Section 241(3) then gives the court broad direction to “make any interim or final order it thinks fit” and provides a non-exhaustive list of the remedial powers available following a finding of oppression.

However, the wording of the provision does not go so far as to specify when it is “fit” to hold directors personally liable under this section. As such, the Court relied on the leading case of Budd v Gentra to fashion a two-pronged approach to the issue of personal liability of corporate directors: (1) the oppressive conduct must be properly attributable to the director because of his or her implication in the oppression; and, (2) the imposition of personal liability must be “fit” in all the circumstances.

To clarify the “amorphous concept” of whether liability is “fit”, the Court set out four criteria, the first of which opens to door to potential liability, and the latter three could potentially limit it:

  • The oppression remedy request must be a “fair” way of dealing with the situation. It may be fair to hold a director personally liable where he or she has derived a personal benefit in the form of either an immediate financial advantage or increased control of the corporation, breached a personal duty or misused corporate power, or where a remedy against the corporation would unduly prejudice other security holders. However, are no fixed rules as to what is “fair,” as the fairness principle is ultimately “unamenable” to formulaic exposition and must be assessed on case by case basis. Bad faith is not necessary condition of liability.
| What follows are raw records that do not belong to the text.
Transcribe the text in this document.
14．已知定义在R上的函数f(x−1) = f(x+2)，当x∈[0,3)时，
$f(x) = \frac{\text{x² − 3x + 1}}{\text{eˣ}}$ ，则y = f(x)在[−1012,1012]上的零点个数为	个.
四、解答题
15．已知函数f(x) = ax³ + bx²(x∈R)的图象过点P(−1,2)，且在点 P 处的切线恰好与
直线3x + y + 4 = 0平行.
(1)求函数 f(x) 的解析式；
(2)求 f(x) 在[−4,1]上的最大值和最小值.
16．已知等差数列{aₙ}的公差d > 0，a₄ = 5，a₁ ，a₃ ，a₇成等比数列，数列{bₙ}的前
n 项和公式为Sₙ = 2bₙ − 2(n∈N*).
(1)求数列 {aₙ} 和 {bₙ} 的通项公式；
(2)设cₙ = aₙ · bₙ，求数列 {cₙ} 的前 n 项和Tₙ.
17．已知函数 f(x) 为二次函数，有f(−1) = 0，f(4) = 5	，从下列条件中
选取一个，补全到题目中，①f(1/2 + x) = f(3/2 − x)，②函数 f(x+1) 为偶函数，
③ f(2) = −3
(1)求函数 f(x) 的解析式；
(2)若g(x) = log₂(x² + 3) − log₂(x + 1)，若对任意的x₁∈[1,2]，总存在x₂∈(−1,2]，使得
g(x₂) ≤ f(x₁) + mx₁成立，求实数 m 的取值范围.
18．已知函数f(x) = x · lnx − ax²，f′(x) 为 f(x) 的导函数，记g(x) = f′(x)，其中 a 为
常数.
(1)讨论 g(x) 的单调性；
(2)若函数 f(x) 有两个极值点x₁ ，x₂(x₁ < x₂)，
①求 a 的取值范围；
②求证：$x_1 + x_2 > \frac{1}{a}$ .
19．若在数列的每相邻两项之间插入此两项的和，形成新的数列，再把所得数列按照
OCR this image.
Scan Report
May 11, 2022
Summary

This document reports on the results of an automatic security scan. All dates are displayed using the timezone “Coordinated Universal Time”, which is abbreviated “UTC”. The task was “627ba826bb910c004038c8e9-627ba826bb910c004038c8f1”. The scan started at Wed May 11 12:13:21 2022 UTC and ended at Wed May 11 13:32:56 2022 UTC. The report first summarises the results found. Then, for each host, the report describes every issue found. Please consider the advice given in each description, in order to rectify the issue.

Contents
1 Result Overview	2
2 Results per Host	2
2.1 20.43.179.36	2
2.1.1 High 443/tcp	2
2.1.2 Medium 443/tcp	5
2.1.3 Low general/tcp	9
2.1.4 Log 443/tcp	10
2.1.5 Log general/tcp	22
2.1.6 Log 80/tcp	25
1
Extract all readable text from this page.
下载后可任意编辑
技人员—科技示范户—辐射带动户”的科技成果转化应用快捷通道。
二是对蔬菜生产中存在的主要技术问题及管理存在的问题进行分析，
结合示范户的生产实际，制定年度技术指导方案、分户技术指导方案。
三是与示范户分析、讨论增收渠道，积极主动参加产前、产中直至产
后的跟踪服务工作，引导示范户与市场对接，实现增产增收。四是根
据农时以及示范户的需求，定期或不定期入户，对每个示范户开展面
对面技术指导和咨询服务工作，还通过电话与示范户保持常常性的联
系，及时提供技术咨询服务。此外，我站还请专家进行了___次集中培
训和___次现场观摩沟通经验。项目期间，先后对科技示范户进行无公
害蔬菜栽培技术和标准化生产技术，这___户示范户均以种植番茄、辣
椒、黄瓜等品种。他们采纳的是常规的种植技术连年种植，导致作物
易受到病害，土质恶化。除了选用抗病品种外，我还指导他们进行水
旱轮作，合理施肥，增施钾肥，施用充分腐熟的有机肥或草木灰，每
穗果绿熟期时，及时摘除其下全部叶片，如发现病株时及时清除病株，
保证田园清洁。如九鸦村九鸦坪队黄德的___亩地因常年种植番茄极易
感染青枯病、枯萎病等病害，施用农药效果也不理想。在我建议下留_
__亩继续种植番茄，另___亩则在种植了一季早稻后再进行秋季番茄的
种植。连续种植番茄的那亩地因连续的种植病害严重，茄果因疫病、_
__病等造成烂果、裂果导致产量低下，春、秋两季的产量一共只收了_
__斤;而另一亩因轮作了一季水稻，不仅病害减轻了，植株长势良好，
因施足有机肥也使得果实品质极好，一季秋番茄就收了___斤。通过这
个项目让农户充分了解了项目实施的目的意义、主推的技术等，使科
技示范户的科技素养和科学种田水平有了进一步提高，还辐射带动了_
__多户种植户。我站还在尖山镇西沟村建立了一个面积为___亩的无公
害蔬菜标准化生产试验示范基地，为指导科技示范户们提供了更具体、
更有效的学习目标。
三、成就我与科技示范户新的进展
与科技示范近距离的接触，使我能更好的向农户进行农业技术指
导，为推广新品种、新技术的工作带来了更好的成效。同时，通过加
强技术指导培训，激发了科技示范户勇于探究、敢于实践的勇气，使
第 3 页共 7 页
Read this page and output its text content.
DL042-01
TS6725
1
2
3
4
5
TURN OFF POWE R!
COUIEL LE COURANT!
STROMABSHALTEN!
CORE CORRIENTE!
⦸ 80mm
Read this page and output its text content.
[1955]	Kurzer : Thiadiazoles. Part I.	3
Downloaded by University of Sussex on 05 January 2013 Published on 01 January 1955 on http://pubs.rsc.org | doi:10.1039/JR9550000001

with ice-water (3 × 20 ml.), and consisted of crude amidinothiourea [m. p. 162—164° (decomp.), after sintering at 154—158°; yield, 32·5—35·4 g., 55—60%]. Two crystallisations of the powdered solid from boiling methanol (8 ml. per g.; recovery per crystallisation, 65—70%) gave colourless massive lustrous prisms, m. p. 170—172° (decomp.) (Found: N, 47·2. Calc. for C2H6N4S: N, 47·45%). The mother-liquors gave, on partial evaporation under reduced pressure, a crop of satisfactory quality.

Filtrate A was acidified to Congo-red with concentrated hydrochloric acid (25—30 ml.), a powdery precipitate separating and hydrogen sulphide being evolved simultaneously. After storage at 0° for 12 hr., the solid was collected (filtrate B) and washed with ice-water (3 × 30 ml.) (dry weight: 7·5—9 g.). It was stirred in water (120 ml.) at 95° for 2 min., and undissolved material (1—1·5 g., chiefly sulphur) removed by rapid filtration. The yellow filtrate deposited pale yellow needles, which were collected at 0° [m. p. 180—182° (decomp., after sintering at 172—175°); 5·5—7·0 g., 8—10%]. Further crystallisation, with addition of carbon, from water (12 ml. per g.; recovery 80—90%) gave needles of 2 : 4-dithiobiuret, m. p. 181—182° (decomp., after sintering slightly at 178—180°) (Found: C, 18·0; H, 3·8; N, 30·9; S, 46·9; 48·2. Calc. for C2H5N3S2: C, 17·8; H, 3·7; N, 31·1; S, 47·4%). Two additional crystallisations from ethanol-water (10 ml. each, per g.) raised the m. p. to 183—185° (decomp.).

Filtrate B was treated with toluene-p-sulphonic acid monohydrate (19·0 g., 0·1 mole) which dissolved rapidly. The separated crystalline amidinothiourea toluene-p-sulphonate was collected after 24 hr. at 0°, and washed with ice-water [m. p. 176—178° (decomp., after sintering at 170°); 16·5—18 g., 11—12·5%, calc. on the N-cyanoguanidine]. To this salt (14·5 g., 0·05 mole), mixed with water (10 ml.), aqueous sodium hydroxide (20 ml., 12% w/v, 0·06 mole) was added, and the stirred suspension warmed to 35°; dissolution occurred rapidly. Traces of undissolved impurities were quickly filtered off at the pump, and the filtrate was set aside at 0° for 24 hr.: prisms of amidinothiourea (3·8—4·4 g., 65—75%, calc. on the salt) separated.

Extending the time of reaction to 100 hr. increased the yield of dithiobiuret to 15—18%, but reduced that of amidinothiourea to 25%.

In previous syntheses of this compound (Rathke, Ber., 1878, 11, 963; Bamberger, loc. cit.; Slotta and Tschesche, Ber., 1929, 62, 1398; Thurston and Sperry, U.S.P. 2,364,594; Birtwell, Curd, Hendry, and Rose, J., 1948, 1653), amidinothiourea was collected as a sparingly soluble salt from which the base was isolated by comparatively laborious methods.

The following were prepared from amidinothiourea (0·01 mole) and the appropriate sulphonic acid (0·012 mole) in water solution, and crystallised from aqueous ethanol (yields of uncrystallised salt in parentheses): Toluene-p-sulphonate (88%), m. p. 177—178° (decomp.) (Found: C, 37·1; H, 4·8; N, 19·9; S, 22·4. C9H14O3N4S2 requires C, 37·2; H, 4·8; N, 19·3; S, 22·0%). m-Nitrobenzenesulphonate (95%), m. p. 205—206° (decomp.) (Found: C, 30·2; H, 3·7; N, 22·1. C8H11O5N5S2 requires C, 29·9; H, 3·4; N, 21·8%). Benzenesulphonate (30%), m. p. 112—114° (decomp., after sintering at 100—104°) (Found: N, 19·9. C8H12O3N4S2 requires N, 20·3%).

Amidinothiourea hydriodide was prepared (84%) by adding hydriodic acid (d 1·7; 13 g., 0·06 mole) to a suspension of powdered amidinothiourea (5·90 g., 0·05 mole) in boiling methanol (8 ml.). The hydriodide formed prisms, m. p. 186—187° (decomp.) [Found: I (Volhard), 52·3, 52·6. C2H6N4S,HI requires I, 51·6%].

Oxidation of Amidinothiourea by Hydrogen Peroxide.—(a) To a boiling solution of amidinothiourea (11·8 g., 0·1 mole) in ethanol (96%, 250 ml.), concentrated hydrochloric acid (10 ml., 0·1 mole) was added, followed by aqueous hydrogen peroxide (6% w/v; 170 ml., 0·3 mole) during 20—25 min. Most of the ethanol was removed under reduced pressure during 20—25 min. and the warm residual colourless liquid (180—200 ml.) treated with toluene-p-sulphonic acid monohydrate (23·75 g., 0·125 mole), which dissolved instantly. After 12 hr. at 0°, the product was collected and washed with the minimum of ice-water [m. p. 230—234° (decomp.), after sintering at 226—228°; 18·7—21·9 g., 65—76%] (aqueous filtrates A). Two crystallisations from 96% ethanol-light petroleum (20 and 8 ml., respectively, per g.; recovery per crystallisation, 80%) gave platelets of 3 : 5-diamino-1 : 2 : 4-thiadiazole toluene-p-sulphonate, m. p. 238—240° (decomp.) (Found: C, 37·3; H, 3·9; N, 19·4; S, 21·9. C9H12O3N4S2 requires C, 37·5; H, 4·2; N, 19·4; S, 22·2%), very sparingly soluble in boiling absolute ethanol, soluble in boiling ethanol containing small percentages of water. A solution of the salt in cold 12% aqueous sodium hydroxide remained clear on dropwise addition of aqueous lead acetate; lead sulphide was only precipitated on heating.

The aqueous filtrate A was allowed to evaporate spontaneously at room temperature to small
  • Any order made under s. 241(3) should go no further than necessary to rectify the oppression;

  • Any order may serve only to vindicate the reasonable expectations of security holders, creditors, directors or officers in their capacity as corporate stakeholders; and

  • A court should consider the general corporate law context in exercising its remedial discretion under s. 241(3). Director liability cannot be a surrogate for other forms of statutory or common law relief, particularly where it may be more fitting in the circumstances.

In setting out these criteria, the Supreme Court rejected the appellant’s invitation to adopt a clearer and more systematic test. The Court heavily emphasized that a more rigid test would be inappropriate in such a fact-specific context and provided the open-ended criteria above as “guideposts informing the flexible and discretionary approach the court have adopted to orders under s. 241(3) of the CBCA.”


This decision raises concerns that this approach to personal liability will result in the increasing exposure of directors to claims, whether or not such claims ultimately become successful. Given the criteria of “fairness” that form the entry to director liability, it will be much harder for directors and officers to summarily dismiss personal claims against them – something that could result in more litigation and more uncertainty.

The decision unfortunately fails to provide much clarity with regards to directors’ personal liability in oppression remedies. It remains to be seen whether jurisprudence that follow this decision will provide the needed guideposts for when oppression claims against directors will succeed.